I've been reading Visual C++ Optimization with Assembly Code by Yury Magda (I like it; do you have an opinion?) but I noticed that in Chapter 2 he shows an optimized version of an integer add (actually adding up the elements of an integer array) using assembly language with the VC++ __asm{}. He uses fiadd. The disassembly of the C++ uses an add. Is it often considered better to use an fp instruction and the fp stack rather than an integer instruction to do integer arithmetic? I'm surprised. The book doesn't address that issue other than to say that the asm version is better performing.
The asm code looks like
__asm{
mov ECX, sf ; sf is the number of elements in the array
dec ECX
mov ESI, DWORD PTR piarray
finit
fild DWORD PTR [ESI]
next:
add ESI, 4
fiadd DWORD PTR [ESI]
loop next
fistp DWORD PTR isum
fwait
}
while the C++ is (I know, pointer arithmetic!)
for (int cnt=0;cnt<sf;cnt++) {
isum += *piarray;
piarray++;
}
(Why does it seem like I'm talking to myself here? :toothy)
Floating-point instructions are generally slow. And almost always considerably slower than integer operations.
So unless you specifically need to use floating point - don't :wink And if you do, then everyone will tell you to use SSE anyway ::)
That example code could be trying to demonstrate a point, but out of context, using (integer) add would be much better (and MMX would be better still :green)
I doubt that the code is a demonstration of speed optimization.
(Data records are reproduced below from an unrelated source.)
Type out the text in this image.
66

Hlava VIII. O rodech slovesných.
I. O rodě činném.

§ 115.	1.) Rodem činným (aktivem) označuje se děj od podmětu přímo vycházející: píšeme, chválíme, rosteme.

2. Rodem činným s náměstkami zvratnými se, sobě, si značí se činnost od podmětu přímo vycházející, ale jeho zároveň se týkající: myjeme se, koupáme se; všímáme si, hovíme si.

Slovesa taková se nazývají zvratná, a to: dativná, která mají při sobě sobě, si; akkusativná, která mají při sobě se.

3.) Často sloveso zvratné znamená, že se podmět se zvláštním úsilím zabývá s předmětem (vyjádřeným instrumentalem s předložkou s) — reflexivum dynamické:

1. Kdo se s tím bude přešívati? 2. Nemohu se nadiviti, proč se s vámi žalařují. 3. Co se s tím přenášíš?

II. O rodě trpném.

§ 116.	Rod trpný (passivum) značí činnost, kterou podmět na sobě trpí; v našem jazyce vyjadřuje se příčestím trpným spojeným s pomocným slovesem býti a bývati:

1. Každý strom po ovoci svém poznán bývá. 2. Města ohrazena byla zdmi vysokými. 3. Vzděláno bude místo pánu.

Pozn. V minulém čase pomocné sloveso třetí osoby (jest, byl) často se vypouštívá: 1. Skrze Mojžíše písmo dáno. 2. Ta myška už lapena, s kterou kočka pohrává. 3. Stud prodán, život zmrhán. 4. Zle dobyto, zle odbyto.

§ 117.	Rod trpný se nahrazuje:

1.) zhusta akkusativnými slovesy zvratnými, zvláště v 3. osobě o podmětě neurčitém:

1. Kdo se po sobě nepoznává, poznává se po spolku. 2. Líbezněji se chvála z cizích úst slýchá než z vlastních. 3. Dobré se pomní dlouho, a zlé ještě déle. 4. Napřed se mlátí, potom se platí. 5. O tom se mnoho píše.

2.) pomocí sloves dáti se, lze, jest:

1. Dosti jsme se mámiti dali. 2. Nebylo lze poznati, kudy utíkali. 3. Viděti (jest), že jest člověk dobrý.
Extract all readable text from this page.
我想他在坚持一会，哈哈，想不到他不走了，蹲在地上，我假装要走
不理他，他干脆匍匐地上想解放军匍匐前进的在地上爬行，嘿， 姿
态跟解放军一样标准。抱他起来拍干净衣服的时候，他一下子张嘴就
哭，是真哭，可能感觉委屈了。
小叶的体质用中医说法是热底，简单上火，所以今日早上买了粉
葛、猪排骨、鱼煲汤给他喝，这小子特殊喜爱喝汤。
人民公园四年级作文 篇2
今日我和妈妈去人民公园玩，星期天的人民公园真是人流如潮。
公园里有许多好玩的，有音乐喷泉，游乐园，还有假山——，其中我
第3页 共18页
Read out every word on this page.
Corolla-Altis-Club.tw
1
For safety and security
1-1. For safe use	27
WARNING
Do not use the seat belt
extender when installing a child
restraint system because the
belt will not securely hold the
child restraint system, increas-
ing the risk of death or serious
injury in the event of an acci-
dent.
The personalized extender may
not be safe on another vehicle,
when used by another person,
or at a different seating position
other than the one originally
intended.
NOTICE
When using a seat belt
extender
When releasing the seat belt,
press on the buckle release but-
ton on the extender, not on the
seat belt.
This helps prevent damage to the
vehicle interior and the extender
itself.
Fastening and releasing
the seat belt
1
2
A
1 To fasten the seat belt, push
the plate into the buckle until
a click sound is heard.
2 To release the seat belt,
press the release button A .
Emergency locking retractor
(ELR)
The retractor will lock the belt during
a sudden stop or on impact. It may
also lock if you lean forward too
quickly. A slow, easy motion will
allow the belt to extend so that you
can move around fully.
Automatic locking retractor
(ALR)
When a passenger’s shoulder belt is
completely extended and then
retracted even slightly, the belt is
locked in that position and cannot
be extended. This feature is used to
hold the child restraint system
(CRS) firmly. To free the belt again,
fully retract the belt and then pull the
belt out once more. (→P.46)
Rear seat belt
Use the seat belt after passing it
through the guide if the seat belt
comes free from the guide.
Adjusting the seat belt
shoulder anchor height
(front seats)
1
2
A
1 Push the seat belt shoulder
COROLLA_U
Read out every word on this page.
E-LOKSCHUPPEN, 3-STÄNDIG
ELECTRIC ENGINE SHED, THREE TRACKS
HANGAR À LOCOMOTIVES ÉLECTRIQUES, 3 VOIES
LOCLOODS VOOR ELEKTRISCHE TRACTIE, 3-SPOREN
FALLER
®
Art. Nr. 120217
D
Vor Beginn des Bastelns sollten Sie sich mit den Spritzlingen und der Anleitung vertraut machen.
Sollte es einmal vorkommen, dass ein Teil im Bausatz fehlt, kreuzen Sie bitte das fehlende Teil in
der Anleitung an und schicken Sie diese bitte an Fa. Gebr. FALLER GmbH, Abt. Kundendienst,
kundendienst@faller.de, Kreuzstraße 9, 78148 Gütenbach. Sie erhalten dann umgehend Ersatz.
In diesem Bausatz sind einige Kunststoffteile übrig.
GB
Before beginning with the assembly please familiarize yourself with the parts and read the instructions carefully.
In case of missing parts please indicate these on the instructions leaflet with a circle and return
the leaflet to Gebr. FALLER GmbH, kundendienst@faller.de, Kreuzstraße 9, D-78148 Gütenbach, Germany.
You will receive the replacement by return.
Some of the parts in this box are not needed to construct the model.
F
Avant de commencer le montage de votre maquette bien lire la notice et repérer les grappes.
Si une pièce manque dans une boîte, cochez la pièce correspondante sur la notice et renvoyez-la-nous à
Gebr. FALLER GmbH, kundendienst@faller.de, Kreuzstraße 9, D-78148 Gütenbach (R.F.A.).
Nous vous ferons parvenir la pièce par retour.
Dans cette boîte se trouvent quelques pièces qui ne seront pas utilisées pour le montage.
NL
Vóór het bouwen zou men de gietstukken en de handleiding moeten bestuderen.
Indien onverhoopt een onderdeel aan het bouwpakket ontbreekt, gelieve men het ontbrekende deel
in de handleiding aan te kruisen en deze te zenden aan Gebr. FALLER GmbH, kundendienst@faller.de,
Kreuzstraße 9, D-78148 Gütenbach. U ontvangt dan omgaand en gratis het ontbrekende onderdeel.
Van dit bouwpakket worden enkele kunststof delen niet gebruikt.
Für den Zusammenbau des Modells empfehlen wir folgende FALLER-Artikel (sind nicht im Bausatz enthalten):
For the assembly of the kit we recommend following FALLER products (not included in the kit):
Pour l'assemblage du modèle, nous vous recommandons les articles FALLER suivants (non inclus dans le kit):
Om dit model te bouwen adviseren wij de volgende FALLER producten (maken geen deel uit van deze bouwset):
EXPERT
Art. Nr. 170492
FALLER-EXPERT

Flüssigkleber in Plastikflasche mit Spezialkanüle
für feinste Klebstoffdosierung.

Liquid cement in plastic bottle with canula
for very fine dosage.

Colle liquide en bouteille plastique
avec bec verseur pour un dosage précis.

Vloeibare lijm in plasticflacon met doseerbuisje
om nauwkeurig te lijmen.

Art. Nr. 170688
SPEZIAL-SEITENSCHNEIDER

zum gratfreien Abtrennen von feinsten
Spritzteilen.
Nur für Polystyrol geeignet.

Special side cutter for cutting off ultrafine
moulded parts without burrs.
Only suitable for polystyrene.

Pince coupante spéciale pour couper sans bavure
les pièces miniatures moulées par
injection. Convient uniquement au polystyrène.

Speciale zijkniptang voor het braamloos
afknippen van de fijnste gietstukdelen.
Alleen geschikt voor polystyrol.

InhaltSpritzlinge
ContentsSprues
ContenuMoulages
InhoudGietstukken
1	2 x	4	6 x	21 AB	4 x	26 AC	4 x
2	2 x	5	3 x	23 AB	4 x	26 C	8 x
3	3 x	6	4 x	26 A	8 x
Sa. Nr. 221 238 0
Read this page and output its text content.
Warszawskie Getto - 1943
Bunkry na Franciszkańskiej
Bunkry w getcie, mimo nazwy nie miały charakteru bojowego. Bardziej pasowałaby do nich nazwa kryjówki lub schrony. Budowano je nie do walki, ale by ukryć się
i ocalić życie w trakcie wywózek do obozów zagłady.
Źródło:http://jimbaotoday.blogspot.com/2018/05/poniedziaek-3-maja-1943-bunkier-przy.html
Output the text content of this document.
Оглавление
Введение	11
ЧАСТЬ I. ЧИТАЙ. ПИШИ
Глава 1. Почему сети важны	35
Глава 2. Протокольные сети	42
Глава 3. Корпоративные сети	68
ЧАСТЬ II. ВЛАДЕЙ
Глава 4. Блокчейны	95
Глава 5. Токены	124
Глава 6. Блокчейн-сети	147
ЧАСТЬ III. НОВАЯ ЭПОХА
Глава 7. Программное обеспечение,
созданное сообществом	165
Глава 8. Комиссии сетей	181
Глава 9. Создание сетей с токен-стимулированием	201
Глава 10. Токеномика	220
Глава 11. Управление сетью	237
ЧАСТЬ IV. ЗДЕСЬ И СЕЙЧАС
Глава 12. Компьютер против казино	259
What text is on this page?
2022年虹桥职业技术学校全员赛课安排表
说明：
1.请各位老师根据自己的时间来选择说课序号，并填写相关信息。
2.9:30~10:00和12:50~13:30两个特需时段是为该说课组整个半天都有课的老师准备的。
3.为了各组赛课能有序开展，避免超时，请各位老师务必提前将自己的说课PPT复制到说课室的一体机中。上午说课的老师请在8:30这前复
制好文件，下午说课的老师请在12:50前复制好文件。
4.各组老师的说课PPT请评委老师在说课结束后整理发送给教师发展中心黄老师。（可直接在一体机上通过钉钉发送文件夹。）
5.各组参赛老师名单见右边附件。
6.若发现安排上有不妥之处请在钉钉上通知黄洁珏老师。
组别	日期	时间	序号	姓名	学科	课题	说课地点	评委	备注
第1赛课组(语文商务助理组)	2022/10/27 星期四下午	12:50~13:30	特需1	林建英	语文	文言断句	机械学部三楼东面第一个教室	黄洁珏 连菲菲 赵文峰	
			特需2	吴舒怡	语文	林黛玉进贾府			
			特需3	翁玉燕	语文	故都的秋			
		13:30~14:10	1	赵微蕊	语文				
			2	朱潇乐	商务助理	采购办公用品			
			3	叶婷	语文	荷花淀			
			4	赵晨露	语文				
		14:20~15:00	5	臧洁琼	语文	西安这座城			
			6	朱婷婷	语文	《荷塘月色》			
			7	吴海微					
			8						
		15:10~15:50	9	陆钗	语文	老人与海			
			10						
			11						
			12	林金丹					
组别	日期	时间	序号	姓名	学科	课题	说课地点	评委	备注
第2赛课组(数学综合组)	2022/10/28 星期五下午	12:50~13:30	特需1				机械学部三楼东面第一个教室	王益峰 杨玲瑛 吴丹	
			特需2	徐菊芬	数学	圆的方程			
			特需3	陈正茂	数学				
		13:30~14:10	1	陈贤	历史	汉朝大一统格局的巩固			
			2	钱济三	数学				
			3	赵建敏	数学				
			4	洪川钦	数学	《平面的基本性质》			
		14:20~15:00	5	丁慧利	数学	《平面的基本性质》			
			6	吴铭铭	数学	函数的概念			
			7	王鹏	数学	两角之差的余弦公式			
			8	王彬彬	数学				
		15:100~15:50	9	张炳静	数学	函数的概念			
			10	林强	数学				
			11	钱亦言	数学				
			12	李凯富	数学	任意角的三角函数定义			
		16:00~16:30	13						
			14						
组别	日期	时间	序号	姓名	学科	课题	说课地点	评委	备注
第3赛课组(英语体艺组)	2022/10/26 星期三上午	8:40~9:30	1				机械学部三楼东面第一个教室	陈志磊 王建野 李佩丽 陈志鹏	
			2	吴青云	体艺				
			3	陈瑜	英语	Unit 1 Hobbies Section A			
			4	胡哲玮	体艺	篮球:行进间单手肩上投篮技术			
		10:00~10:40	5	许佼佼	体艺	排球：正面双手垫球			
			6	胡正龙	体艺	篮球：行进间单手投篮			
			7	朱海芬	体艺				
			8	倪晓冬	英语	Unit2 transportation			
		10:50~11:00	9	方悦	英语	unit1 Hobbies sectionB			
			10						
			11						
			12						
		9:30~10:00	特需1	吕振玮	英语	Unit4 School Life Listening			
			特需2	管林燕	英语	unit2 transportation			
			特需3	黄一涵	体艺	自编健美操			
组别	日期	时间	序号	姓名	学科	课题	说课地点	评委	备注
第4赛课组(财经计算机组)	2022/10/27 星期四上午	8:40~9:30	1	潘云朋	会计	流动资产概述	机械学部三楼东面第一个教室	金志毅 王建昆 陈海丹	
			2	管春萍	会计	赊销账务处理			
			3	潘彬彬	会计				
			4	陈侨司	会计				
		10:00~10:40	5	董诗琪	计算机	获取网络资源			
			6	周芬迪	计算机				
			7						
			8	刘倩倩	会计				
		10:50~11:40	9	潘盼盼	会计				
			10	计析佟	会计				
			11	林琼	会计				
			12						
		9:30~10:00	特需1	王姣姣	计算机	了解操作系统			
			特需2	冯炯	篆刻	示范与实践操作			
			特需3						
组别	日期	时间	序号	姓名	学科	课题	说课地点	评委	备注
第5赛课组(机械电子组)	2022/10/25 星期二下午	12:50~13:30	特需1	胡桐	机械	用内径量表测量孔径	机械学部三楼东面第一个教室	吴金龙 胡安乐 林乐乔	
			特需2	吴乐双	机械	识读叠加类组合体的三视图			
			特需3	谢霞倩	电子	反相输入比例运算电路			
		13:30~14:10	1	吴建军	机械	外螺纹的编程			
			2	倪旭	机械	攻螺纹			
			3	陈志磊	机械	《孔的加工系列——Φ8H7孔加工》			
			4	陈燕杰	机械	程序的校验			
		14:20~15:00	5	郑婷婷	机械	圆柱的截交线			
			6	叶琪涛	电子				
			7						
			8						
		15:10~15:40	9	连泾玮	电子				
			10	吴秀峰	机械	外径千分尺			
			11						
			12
What point could it be trying to demonstrate?
; «««««««««««««««««««««««««««««««««««««««««««««««««««««««««««««««««
include \masm32\include\masm32rt.inc
.586
include timers.asm
_fiadd PROTO :DWORD,:DWORD
_add PROTO :DWORD,:DWORD
__add PROTO :DWORD,:DWORD
; «««««««««««««««««««««««««««««««««««««««««««««««««««««««««««««««««
.data
array dd 1000 dup(1)
.code
; «««««««««««««««««««««««««««««««««««««««««««««««««««««««««««««««««
start:
; «««««««««««««««««««««««««««««««««««««««««««««««««««««««««««««««««
invoke _fiadd, ADDR array, 1000
print ustr$(eax), 32
invoke _add, ADDR array, 1000
print ustr$(eax), 32
invoke __add, ADDR array, 1000
print ustr$(eax), 13,10
LOOP_COUNT EQU 200000
counter_begin LOOP_COUNT, HIGH_PRIORITY_CLASS
invoke _fiadd, ADDR array, 1000
counter_end
print ustr$(eax)," cycles", 13, 10
counter_begin LOOP_COUNT, HIGH_PRIORITY_CLASS
invoke _add, ADDR array, 1000
counter_end
print ustr$(eax)," cycles", 13, 10
counter_begin LOOP_COUNT, HIGH_PRIORITY_CLASS
invoke __add, ADDR array, 1000
counter_end
print ustr$(eax)," cycles", 13, 10
mov eax, input(13,10,"Press enter to exit...")
exit
; «««««««««««««««««««««««««««««««««««««««««««««««««««««««««««««««««
align 4
_fiadd proc uses esi arr:DWORD,cnt:DWORD
LOCAL iSum:DWORD
mov ecx, cnt
dec ecx
mov esi, arr
finit
fild DWORD PTR[esi]
@@:
add esi, 4
fiadd DWORD PTR[esi]
loop @B
fistp iSum
fwait
mov eax, iSum
ret
_fiadd endp
align 4
_add proc uses esi arr:DWORD,cnt:DWORD
mov ecx, cnt
dec ecx
mov esi, arr
mov eax, [esi]
@@:
add eax,[esi]
loop @B
ret
_add endp
; The optimization technique used here was borrowed
; from the MASM32 arradd procedure.
align 4
__add proc arr:DWORD,cnt:DWORD
mov ecx, cnt
mov edx, arr
add ecx, ecx
xor eax, eax
add ecx, ecx
add edx, ecx
neg ecx
jmp @F
align 16
@@:
add eax,[edx+ecx]
add ecx, 4
jnz @B
ret
__add endp
; «««««««««««««««««««««««««««««««««««««««««««««««««««««««««««««««««
end start
Results on my P3
1000 1000 1000
9180 cycles
6317 cycles
2031 cycles
[attachment deleted by admin]
Not revelant to the above demonstartion, but one advantage of fiadd is that it'll work with 64bit ints.